Dégel



La douceur de la veille et le soleil de l’après-midi ont transformé le ruisseau porté disparu depuis quelques jours en un filet d’encre noire que la neige n’a pas réussi à effacer. Hier il a dessiné la première lézarde, l’a élargie ce matin. Il retrouve son lit d’avant les nuits blanches et coule désormais la tête hors de l’eau.
Il grignote sur les deux berges la part de neige qui le fait grossir. C’est sûr il écrira ce soir dans son lit sombre quelques belles promesses. Pourtant le ruisseau ne chante pas, c’est pour plus tard, il médite plutôt, tout à son offensive souterraine, il ne prend aucun risque, le bois il connaît, il emprunte le trajet qui a toujours été le sien, il contourne sans ruse les fûts sombres avant de disparaître dans le creux en-dessous des nouvelles plantations.

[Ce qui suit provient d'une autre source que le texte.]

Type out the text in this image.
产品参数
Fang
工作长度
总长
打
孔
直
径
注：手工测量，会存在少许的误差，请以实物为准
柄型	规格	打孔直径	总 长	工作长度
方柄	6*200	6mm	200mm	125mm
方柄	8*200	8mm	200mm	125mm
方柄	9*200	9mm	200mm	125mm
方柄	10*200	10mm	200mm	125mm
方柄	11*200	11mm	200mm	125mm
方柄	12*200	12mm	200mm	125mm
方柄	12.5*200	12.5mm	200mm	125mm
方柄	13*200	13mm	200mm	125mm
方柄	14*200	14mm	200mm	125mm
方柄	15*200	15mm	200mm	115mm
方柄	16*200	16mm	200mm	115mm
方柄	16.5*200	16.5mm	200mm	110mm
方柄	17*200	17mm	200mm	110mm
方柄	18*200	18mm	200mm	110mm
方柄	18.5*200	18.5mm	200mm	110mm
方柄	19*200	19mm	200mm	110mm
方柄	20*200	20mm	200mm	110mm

L’abondance du duvet tout autour ne résiste pas, le manteau pied de poule fait voir sa doublure mitée, détrempée, les brindilles et les feuilles mortes en creusant d’innombrables cupules donnent un coup de main aux grands travaux du renouveau. Tout est noir tout est blanc au bois Vuacoz.
Dans quelques semaines le sol s’amollira, on se couchera dans la mousse et les traits d’encre s’éclairciront, rubans d’argent liquide sur lesquels flotteront les morceaux du ciel suspendu, avec dedans les nuages qui passent.